A cascata da Associação de Moradores da Lomba funciona como um retrato em escala reduzida do que a cidade já foi. Montada com mais de 200 figuras de barro, ela reúne também diversas réplicas de pontos históricos do Porto - e recebe visitantes diariamente.
Cascata sanjoanina já montada desde o começo de junho
Como manda a tradição do São João, as cascatas voltam a aparecer nesta época do ano, e a da Associação de Moradores da Lomba está instalada desde o início de junho. O conjunto, com mais de 200 peças, ocupa a sede da instituição, no número 24 da Rua de Vera Cruz, na freguesia do Bonfim. Todos os dias, pessoas passam por ali para ver a cascata sanjoanina - inclusive visitantes vindos de outras regiões do país.
Réplicas do Bonfim e do Porto em meio às figuras de barro
Entre as figuras de barro pintadas, surgem miniaturas de referências marcantes do passado e do presente do Bonfim e do Porto. Dá para identificar as “ilhas” do bairro do Bom Retiro, os antigos lavadouros das Fontainhas, o coreto do jardim de São Lázaro (oficialmente jardim Marques de Oliveira), além dos urinois públicos que existiam junto à antiga sede da PIDE.

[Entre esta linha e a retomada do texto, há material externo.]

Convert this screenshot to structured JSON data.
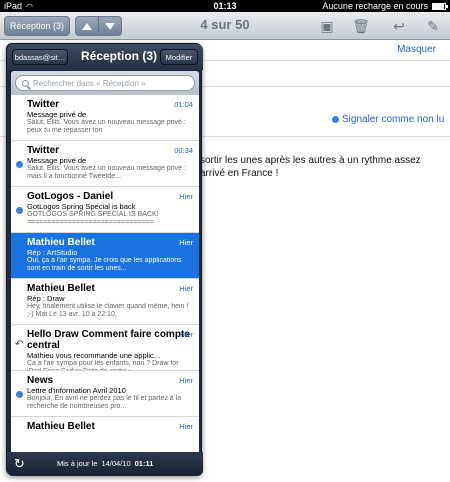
{
  "status_bar": {
    "device": "iPad",
    "time": "01:13",
    "battery_text": "Aucune recharge en cours"
  },
  "toolbar": {
    "inbox_button": "Réception (3)",
    "message_counter": "4 sur 50",
    "icons": [
      "move-to-folder-icon",
      "trash-icon",
      "reply-icon",
      "compose-icon"
    ]
  },
  "message_view": {
    "hide_link": "Masquer",
    "report_link": "Signaler comme non lu",
    "body_lines": [
      "sortir les unes après les autres à un rythme assez",
      "arrivé en France !"
    ],
    "stray_char": ":"
  },
  "popover": {
    "account_button": "bdassas@sit…",
    "title": "Réception (3)",
    "edit_button": "Modifier",
    "search_placeholder": "Rechercher dans « Réception »",
    "messages": [
      {
        "from": "Twitter",
        "date": "01:04",
        "subject": "Message privé de",
        "preview": "Salut, Ellis. Vous avez un nouveau message privé :                peux tu me repasser ton",
        "unread": false,
        "replied": false,
        "selected": false
      },
      {
        "from": "Twitter",
        "date": "00:34",
        "subject": "Message privé de",
        "preview": "Salut, Ellis. Vous avez un nouveau message privé :               mais il a fonctionné Tweetde...",
        "unread": true,
        "replied": false,
        "selected": false
      },
      {
        "from": "GotLogos - Daniel",
        "date": "Hier",
        "subject": "GotLogos          Spring Special is back",
        "preview": "GOTLOGOS SPRING SPECIAL IS BACK! ===============================",
        "unread": true,
        "replied": false,
        "selected": false
      },
      {
        "from": "Mathieu Bellet",
        "date": "Hier",
        "subject": "Rép : ArtStudio",
        "preview": "Oui, ça a l'air sympa. Je crois que les applications sont en train de sortir les unes...",
        "unread": false,
        "replied": false,
        "selected": true
      },
      {
        "from": "Mathieu Bellet",
        "date": "Hier",
        "subject": "Rép : Draw",
        "preview": "Hey, finalement utilise le clavier quand même, hein ! ;-) Mat Le 13 avr. 10 à 22:10,",
        "unread": false,
        "replied": false,
        "selected": false
      },
      {
        "from": "Hello Draw Comment faire compte central",
        "date": "Hier",
        "subject": "Mathieu vous recommande une applic...",
        "preview": "Ca a l'air sympa pour les enfants, non ? Draw for iPad Erica Sadun Date de sortie :",
        "unread": false,
        "replied": true,
        "selected": false
      },
      {
        "from": "News",
        "date": "Hier",
        "subject": "Lettre d'information          Avril 2010",
        "preview": "Bonjour, En avril ne perdez pas le fil et partez à la recherche de nombreuses pro...",
        "unread": true,
        "replied": false,
        "selected": false
      },
      {
        "from": "Mathieu Bellet",
        "date": "Hier",
        "subject": "",
        "preview": "",
        "unread": false,
        "replied": false,
        "selected": false
      }
    ],
    "footer": {
      "label": "Mis à jour le",
      "date": "14/04/10",
      "time": "01:11"
    }
  }
}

O cenário inclui ainda o edifício da Junta de Freguesia e várias casas históricas da área - algumas já demolidas. Também aparecem uma miniatura da Câmara Municipal, a Igreja Paroquial do Nosso Senhor do Bonfim e três das pontes sobre o Douro. “Todas as peças têm um significado”, destaca Ricardo Martins, ao apresentar com orgulho o resultado de aproximadamente um mês de trabalho.
Tradições populares, procissão e cenas bíblicas com água corrente
Além de retratar lugares da cidade, a cascata reproduz costumes e momentos tradicionais, como as rusgas, as festas dos santos populares e a procissão de São João. Nessa procissão, à frente do padre, aparecem três miniaturas de figuras atuais: a presidente da Associação de Moradores da Lomba, Marlene Arantes; o presidente da Junta de Freguesia do Bonfim, João Luís Ferreira; e o presidente da Câmara do Porto, Pedro Duarte.
Também não faltam referências a episódios bíblicos - neste ano, construídos em musgo - como o batismo de Jesus Cristo por João Baptista. A cena ocupa uma posição central na cascata e inclui água corrente, acionada por um motor escondido sob a instalação.
Origem da cascata e trabalho coletivo na Associação de Moradores da Lomba
A prática de montar a cascata ali é quase tão antiga quanto a própria Associação de Moradores da Lomba, criada em 1977 por fundadores do Sporting Clube da Lomba. A tradição começou nos anos 80 e, desde o início, ficou sob responsabilidade do sócio-honorário Fernando Neto.
Ricardo Martins está entre os que ajudam a montar a exposição, que ocupa cerca de 10 m². Segundo ele, as peças de barro “foram todas feitas por um sócio que já faleceu”, como explica o secretário.
A associação já venceu diversas vezes o concurso de cascatas promovido pela autarquia e espera repetir o desempenho neste ano. Em 2025, o grupo terminou em quarto lugar.
Lomba: um bairro com espírito de aldeia e arraial no rinque
Ricardo Martins, que nasceu e cresceu no bairro, lembra que, no passado, “a Lomba era uma aldeia da cidade do Porto”. Hoje, a área tem cerca de 600 moradores, e essa sensação de lugar pequeno continua presente.
As ruas seguem muito tranquilas - quem passa por ali muitas vezes nem percebe que está ao lado do movimento constante da Rua do Heroísmo - e o clima de vizinhança permanece, com todo mundo se conhecendo.
Nesta noite, vai acontecer arraial no rinque da Lomba. A expectativa é receber cerca de 700 pessoas, com comida, bebida, música e fogos de artifício.